Government as well as bank sources have explained that the case is a global and routine investigation, that began at the end of 2011, covering Barclays Capital fiscal management during the four years previous to that year. Sources also have confirmed the British bank’s branch in Spain is worried and suffering “ a great deal from anxiety” about the consequences of the inspection, since the person responsible, Pedro Santaella, was promoted by the recently resigned Barclays’ CEO Bob Diamond.

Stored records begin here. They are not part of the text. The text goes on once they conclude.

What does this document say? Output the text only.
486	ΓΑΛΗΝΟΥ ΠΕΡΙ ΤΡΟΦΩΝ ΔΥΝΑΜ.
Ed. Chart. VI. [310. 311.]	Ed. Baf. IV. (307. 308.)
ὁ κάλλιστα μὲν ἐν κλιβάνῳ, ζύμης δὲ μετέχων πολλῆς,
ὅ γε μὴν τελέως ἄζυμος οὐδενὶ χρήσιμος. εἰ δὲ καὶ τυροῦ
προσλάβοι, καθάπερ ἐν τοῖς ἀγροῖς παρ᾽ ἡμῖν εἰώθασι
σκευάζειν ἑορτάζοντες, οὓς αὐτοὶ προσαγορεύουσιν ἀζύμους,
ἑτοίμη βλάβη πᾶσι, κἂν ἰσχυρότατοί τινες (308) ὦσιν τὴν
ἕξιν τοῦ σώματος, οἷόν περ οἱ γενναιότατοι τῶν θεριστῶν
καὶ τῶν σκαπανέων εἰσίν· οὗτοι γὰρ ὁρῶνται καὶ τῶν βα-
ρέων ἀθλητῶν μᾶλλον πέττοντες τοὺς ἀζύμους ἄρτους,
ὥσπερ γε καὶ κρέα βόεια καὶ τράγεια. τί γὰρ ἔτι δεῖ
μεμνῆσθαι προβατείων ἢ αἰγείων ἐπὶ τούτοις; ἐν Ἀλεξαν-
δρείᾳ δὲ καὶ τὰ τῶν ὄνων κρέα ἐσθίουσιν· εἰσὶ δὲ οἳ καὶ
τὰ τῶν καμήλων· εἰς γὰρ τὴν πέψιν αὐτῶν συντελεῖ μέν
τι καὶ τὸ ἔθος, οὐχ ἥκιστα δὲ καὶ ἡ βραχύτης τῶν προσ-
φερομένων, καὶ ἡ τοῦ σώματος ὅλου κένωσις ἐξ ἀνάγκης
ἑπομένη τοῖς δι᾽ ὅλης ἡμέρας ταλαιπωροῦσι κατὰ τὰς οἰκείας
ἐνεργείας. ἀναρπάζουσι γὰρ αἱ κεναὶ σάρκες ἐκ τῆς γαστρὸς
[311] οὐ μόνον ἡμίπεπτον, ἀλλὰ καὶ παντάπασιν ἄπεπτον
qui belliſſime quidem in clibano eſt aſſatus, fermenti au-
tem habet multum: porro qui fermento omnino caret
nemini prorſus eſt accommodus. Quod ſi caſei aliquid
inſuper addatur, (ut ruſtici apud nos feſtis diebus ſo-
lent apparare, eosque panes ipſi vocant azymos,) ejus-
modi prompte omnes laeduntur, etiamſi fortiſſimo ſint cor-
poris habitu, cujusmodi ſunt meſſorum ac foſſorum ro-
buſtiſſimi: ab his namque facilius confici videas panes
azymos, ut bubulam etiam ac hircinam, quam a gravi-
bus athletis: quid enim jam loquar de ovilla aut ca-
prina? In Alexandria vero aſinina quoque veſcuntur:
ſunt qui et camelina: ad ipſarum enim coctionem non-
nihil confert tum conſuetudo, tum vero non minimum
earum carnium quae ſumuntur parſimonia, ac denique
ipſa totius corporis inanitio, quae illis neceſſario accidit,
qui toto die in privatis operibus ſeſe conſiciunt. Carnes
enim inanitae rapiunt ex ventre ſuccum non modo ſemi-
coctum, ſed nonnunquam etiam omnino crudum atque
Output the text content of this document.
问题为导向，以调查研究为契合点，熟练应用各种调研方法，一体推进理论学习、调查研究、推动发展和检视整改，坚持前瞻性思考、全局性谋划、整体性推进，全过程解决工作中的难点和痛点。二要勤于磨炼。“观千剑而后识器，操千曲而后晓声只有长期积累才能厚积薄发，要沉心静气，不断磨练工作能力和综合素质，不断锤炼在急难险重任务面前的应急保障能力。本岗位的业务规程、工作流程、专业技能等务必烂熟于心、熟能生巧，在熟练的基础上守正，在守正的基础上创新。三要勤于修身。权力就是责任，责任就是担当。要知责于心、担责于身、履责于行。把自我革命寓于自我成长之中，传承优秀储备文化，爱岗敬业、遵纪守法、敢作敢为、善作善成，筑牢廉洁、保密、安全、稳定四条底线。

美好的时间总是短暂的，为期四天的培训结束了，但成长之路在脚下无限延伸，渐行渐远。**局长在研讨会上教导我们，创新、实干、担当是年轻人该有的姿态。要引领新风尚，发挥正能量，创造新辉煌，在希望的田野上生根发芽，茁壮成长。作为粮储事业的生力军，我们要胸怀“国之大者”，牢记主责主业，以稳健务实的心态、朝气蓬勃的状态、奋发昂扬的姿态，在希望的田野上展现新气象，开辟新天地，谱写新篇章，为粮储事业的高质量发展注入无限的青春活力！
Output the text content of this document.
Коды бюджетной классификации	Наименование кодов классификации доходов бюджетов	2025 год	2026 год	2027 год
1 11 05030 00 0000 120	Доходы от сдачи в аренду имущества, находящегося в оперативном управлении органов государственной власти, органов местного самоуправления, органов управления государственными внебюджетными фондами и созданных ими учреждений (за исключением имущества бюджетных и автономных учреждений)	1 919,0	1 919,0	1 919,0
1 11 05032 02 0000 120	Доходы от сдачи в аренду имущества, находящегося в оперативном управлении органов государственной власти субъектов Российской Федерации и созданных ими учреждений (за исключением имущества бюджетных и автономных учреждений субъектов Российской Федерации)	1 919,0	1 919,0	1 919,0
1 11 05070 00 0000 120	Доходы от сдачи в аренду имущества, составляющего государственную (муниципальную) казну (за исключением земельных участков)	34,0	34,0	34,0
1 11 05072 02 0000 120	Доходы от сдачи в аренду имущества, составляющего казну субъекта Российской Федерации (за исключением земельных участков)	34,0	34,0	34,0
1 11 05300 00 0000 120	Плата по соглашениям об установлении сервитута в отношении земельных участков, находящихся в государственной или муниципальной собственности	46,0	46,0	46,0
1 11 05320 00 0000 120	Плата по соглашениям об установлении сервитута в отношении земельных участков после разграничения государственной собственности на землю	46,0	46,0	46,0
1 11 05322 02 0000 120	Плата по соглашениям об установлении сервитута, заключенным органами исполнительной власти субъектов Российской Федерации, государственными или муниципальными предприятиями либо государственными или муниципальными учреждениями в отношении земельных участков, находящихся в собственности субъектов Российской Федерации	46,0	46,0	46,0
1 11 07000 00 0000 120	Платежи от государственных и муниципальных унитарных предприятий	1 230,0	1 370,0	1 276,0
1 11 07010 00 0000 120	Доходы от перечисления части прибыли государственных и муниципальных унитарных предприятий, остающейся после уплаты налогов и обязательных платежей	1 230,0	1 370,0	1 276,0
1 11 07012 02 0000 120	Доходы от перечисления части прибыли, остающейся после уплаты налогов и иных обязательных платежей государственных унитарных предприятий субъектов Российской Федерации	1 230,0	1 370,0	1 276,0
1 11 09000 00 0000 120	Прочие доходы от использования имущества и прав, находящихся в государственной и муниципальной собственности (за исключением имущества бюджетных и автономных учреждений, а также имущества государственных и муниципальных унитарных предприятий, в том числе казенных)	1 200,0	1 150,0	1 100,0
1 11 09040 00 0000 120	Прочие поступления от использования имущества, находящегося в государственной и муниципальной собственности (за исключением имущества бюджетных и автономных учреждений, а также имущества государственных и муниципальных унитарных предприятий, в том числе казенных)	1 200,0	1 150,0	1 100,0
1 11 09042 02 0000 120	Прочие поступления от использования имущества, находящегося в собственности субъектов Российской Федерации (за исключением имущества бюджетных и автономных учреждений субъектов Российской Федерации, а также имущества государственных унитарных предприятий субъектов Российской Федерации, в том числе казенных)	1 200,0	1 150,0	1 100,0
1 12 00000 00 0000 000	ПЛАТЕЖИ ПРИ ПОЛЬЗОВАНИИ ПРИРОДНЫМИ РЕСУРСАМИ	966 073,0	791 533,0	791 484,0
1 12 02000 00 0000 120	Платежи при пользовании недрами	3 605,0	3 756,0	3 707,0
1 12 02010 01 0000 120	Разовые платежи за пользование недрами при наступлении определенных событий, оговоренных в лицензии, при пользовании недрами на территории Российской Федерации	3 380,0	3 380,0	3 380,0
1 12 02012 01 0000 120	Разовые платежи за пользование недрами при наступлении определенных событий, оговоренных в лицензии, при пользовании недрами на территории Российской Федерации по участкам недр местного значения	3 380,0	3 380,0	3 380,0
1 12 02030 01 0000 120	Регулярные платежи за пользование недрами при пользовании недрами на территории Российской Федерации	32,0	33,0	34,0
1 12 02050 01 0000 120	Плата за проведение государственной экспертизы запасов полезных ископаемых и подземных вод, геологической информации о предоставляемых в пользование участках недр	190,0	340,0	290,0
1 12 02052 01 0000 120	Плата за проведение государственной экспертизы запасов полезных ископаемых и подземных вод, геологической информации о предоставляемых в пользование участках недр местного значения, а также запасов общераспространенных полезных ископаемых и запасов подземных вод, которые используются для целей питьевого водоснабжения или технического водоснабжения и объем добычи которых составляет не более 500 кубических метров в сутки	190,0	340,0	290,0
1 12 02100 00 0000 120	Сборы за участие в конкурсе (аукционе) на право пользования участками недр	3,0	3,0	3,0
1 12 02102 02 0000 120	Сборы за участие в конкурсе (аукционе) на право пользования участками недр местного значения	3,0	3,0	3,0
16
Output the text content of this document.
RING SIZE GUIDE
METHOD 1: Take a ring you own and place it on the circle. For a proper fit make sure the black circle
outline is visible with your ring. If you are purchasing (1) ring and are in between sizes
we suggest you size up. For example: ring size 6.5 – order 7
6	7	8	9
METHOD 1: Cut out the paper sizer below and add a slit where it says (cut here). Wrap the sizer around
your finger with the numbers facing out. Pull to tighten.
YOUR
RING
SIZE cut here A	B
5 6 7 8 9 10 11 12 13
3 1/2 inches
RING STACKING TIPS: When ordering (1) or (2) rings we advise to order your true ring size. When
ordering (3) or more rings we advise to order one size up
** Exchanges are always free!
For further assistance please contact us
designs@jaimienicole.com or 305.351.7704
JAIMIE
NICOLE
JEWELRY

Currently, taxes on capital gains in Spain move between 21% and 27% depending on the volume of obtained revenues, but in the period that Spain’s ministry of Finance is investigating Barclays Capital it was sligthly lower, between 19% for the first €6,000 and 21% for further amounts. The operations analised by the State finance department are the ones subject to this last tranch because of the volume of money they involve.
The revelation of this news in Spain coincided with the day that Jerry Del Missier and Adair Turner, Barclays’ chief operating officer and FSA’s president, respectively, speak in the House of Commons to give explanations about the manipulation of libor between 2005 and 2009. This case has already cost Barclays a €363 million fine as well as its CEO resignation. On the other hand, one of the board of directors’ seat of Barclays’ Spanish division is occupied by the former minister for the Economy, the socialist Pedro Solbes, since mid 2011.